CW: The simple thing is to give treatments correctly: to make sure when we are giving these artemisinin combination therapies, patients are completing the courses and that their infections are being cured. We can choose the partner drug that is used in combination with the artemisinin carefully to make sure that there is still efficacy for the partner drug (that are slower acting antimalarials like mefloquine or lumefantrine). Then in the future we have to think of other alternatives. When we look at infections like HIV and TB, we would also treat those with three drugs and that is a possibility for the future of malaria, although difficult to achieve in reality. Beyond that: new drugs, but there are very few available at the moment.
Q: What are the most important areas of research which have developed over the last 5-10 years?
CW: The main area of research in this field has been the documentation of artemisinin resistance in the field. There was theoretical discussion about this before but it is quite clear that there is artemisinin resistance in the ring-stage of the parasite (that is a certain subset of the life cycle) that has developed across a wide area of South East Asia.
Then more importantly in the last couple of years we have understood this form of resistance and we are beginning to understand in biological detail what the mechanism is, and that is important for several reasons. The first one is to convince everyone that it is major problem. If you can say this mutation in a particular gene happens with artemisinin resistance then it is much easier than the more conceptual idea that some parasites don't respond so well in people. Then understanding the mechanism, which in simple terms is a mutation in a particular protein which is called Kelch 13 protein, then allows us to study where resistance has spread to, using quite simple techniques.
Q: Why does your line of research matter and why should we fund it?
CW: Understanding artemisinin resistance both in terms of how far it has spread across South East Asia at the moment, and what the mechanism is, is fundamental to understanding how to treat patients, how to treat populations and how to eliminate malaria, which is a new goal that has been promoted by funding bodies and governments across the region. I think the main issue is how do we manage malaria over the next 20-30 years if we don't understand why parasites respond well or poorly to artemisinins? That is going to be very hard.
Q: How does your research fit into translational medicine within the department?
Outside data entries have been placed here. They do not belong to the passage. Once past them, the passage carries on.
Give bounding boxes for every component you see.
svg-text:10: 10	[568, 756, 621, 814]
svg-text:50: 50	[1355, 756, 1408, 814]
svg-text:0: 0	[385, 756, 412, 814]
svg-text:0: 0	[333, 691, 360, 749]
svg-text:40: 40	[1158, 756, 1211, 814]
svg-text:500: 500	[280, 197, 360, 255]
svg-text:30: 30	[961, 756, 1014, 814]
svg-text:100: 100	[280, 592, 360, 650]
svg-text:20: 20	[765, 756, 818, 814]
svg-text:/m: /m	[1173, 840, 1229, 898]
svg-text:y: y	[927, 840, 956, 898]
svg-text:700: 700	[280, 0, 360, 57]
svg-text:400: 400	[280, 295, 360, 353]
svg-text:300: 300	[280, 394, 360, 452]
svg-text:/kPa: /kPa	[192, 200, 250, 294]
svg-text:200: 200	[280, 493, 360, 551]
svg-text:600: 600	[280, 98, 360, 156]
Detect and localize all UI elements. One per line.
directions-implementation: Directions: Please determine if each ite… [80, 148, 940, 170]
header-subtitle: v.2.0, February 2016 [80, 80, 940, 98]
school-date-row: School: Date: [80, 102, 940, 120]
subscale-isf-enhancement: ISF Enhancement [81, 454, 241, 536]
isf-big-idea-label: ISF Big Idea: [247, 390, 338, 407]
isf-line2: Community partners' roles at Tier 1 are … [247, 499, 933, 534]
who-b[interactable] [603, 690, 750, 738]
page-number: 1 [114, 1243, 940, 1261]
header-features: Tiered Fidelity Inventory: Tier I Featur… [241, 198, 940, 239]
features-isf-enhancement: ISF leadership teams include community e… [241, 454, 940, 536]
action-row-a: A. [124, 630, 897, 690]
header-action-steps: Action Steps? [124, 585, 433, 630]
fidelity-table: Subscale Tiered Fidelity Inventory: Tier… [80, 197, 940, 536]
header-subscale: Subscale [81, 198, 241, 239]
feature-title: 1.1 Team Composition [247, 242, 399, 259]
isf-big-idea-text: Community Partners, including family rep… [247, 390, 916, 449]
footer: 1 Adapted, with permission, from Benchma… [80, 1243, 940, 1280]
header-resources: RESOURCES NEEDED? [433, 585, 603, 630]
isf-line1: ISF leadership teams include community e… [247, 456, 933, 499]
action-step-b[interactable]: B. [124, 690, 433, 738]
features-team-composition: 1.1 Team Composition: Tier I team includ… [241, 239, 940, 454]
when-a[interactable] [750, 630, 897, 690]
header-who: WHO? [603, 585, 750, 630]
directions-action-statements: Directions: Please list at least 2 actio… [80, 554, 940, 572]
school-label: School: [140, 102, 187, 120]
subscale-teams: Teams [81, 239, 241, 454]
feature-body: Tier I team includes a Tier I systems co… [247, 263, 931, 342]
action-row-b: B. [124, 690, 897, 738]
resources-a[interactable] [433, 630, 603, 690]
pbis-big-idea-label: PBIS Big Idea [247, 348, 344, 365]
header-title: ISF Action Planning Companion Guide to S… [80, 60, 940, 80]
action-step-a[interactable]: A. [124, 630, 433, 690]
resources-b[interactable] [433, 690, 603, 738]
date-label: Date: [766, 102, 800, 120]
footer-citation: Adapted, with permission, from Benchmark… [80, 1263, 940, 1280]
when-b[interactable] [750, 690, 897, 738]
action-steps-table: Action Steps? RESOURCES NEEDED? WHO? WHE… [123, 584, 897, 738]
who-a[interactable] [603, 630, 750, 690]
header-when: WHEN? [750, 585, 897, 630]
CW: I think continuing on that idea of elimination, which is the new goal for control of malaria in South East Asia, and having the means to be able to look at how artemisinins are operating in remote areas, is the biggest advance in the last year. We can take some blood that has been stored on a piece of paper and bring it to a central lab, and using a fairly simple forensic technique which is the polymerase chain reaction (PCR), we can actually determine where parasites from rather remote areas - for example in Myanmar, where some areas are very difficult to access with normal clinical studies - are resistant to artemisinins. I think that is having a big effect in terms of control programmes, in choosing how they treat Malaria. We are also seeing lots of effects in terms of how people do science. We work with students and researchers from areas in Myanmar and in other emerging countries in terms of economies, and they are now able to understand what is happening in their country, in a way that was just not possible two or three years ago.